I felt like crying, or maybe screaming. How long had I hated myself for just being what I was? And now I needed to learn to stop hating myself. That might not be as easy as it sounded.

Obviously, given my genetic makeup, the male body type I’d grown up with had only been an overlay, something my designers had coded into my subconscious mind, probably from day one. No matter how I felt inside, I’d never thought to question that outward programming.

I questioned it now. Was this the body I’d always been meant to have? I knew that Muiran medians were often smaller than the males, and there might be other differences too. I shook myself internally, waiting with interest to see how things might rearrange themselves.

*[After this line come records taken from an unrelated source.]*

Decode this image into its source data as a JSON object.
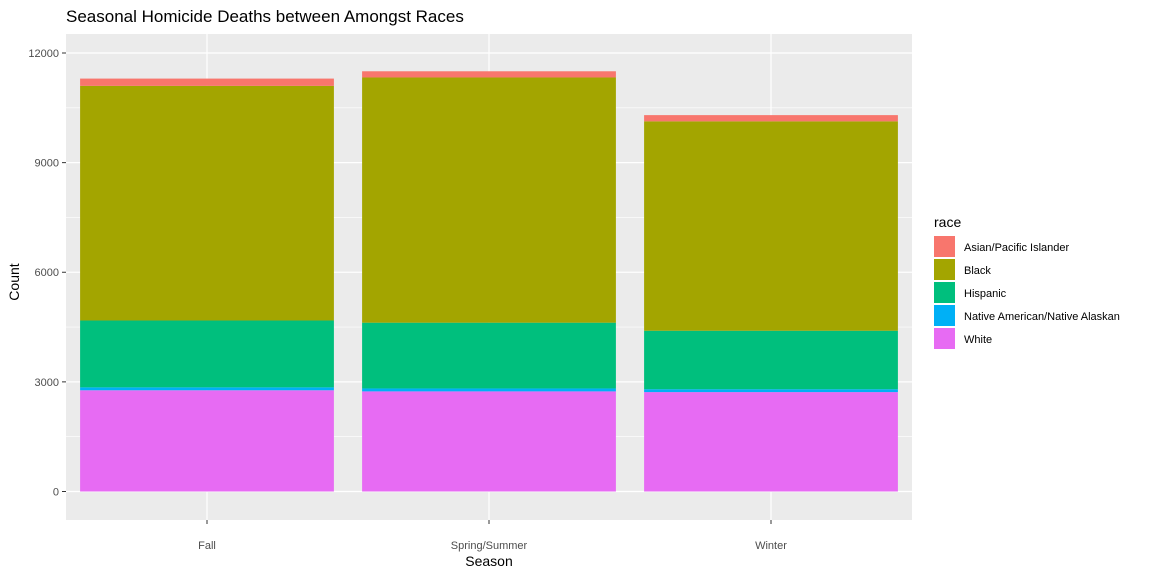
{
  "chart_data": {
    "type": "bar",
    "stacked": true,
    "title": "Seasonal Homicide Deaths between Amongst Races",
    "xlabel": "Season",
    "ylabel": "Count",
    "ylim": [
      0,
      12000
    ],
    "yticks": [
      0,
      3000,
      6000,
      9000,
      12000
    ],
    "grid": true,
    "legend_position": "right",
    "legend_title": "race",
    "categories": [
      "Fall",
      "Spring/Summer",
      "Winter"
    ],
    "series": [
      {
        "name": "Asian/Pacific Islander",
        "color": "#F8766D",
        "values": [
          200,
          170,
          170
        ]
      },
      {
        "name": "Black",
        "color": "#A3A500",
        "values": [
          6420,
          6710,
          5730
        ]
      },
      {
        "name": "Hispanic",
        "color": "#00BF7D",
        "values": [
          1830,
          1800,
          1600
        ]
      },
      {
        "name": "Native American/Native Alaskan",
        "color": "#00B0F6",
        "values": [
          80,
          80,
          80
        ]
      },
      {
        "name": "White",
        "color": "#E76BF3",
        "values": [
          2770,
          2740,
          2720
        ]
      }
    ]
  }
}
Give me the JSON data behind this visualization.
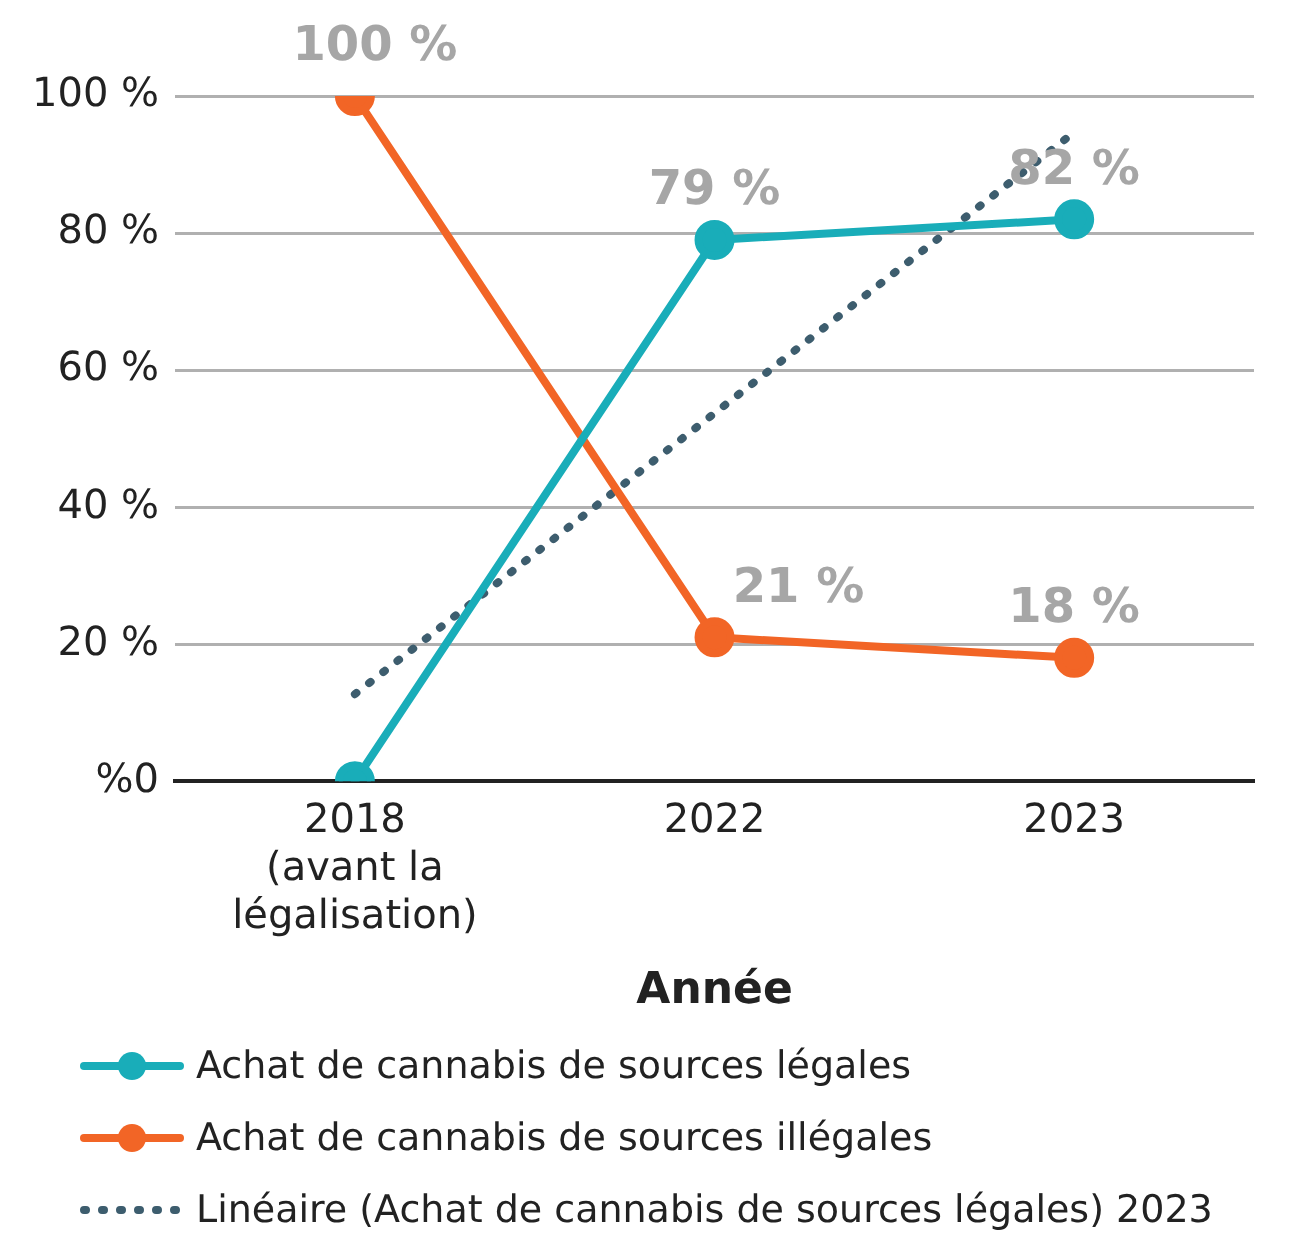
{
  "chart_data": {
    "type": "line",
    "xlabel": "Année",
    "categories": [
      "2018\n(avant la\nlégalisation)",
      "2022",
      "2023"
    ],
    "series": [
      {
        "name": "Achat de cannabis de sources légales",
        "color": "#19adb9",
        "values": [
          0,
          79,
          82
        ],
        "value_labels": [
          null,
          "79 %",
          "82 %"
        ],
        "marker": "circle",
        "line_style": "solid"
      },
      {
        "name": "Achat de cannabis de sources illégales",
        "color": "#f26526",
        "values": [
          100,
          21,
          18
        ],
        "value_labels": [
          "100 %",
          "21 %",
          "18 %"
        ],
        "marker": "circle",
        "line_style": "solid"
      },
      {
        "name": "Linéaire (Achat de cannabis de sources légales) 2023",
        "color": "#3d5d6e",
        "values": [
          12.7,
          53.7,
          94.7
        ],
        "marker": "none",
        "line_style": "dotted"
      }
    ],
    "ylim": [
      0,
      100
    ],
    "yticks": [
      {
        "value": 0,
        "label": "%0"
      },
      {
        "value": 20,
        "label": "20 %"
      },
      {
        "value": 40,
        "label": "40 %"
      },
      {
        "value": 60,
        "label": "60 %"
      },
      {
        "value": 80,
        "label": "80 %"
      },
      {
        "value": 100,
        "label": "100 %"
      }
    ],
    "grid": "y",
    "legend": "bottom"
  }
}
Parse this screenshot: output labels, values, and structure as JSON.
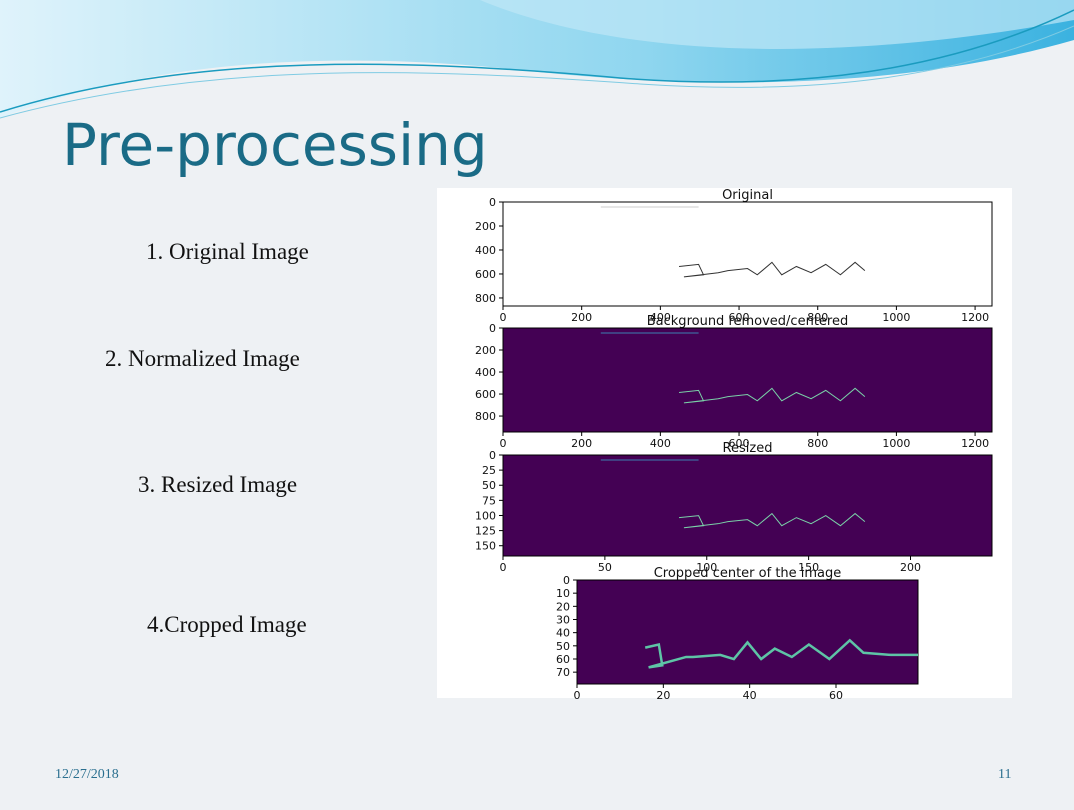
{
  "slide": {
    "title": "Pre-processing",
    "steps": [
      "1. Original Image",
      "2. Normalized Image",
      "3. Resized Image",
      "4.Cropped Image"
    ],
    "panels": [
      {
        "title": "Original",
        "xlim": [
          0,
          1243
        ],
        "ylim": [
          0,
          867
        ],
        "xticks": [
          0,
          200,
          400,
          600,
          800,
          1000,
          1200
        ],
        "yticks": [
          0,
          200,
          400,
          600,
          800
        ]
      },
      {
        "title": "Background removed/centered",
        "xlim": [
          0,
          1243
        ],
        "ylim": [
          0,
          945
        ],
        "xticks": [
          0,
          200,
          400,
          600,
          800,
          1000,
          1200
        ],
        "yticks": [
          0,
          200,
          400,
          600,
          800
        ]
      },
      {
        "title": "Resized",
        "xlim": [
          0,
          240
        ],
        "ylim": [
          0,
          167
        ],
        "xticks": [
          0,
          50,
          100,
          150,
          200
        ],
        "yticks": [
          0,
          25,
          50,
          75,
          100,
          125,
          150
        ]
      },
      {
        "title": "Cropped center of the image",
        "xlim": [
          0,
          79
        ],
        "ylim": [
          0,
          79
        ],
        "xticks": [
          0,
          20,
          40,
          60
        ],
        "yticks": [
          0,
          10,
          20,
          30,
          40,
          50,
          60,
          70
        ]
      }
    ],
    "footer": {
      "date": "12/27/2018",
      "page": "11"
    }
  }
}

But nothing changed. I felt entirely comfortable, just the way I was. Odd as it might seem, this had to be the real "me."

Somehow, without really thinking about it, I had let myself assume my proper body type, almost by accident. It was the perfect body for sex with males or females and, thanks to Star, I swung both ways now.

Star was hugging me. The mental floodgates had been thrown open between us, and he couldn’t help but know what I was feeling. And a big part of it was gratitude to him. Without his insight, I'd probably never have thought to check my own DNA. I hugged him back, glad once more that we were so much alike in strength and durability. With anyone else I would have had to be careful, but with Star-- he could take anything I had to give, and give it back in kind. Which reminded me--.

"Star, I still want you-- make love to me now?"

He smiled sweetly and moved in my arms. I could feel the head of his penis, extending out until the shaft was at full length against my belly. It felt sooo good. And then I had another thought.

Was this the only reason Star had invited me away today, so he could enlighten me about my real makeup? Was our encounter just his way of giving me another dose of "therapy"? I found myself getting angry--.

And Star laughed. "Evan, I am not as altruistic as you seem to think. Has it not occurred to you that I’ve been enjoying this as much as you? Can I not want to try other ways, experience sex from a different perspective?" He hugged me tighter, pressing his cheek against mine. "And who could I do this with except you, my friend and brother? In all the universe, we are the only two."

I swallowed hard, and Star’s gaze was suddenly sober. Whatever else life might bring us, whoever else we found to love, we were unique, and we needed each other.

I brought his palm to my mouth and kissed it. "And I am yours," I said. "Always." And then he made love to me.

With the help of the stasis bubble, we left the Arctic snowfield just the way we had found it, except for one small ice patch that had formed under our folded clothing. But that minute change made no overall difference in the environment.

Don’t even think about blaming me for global warming.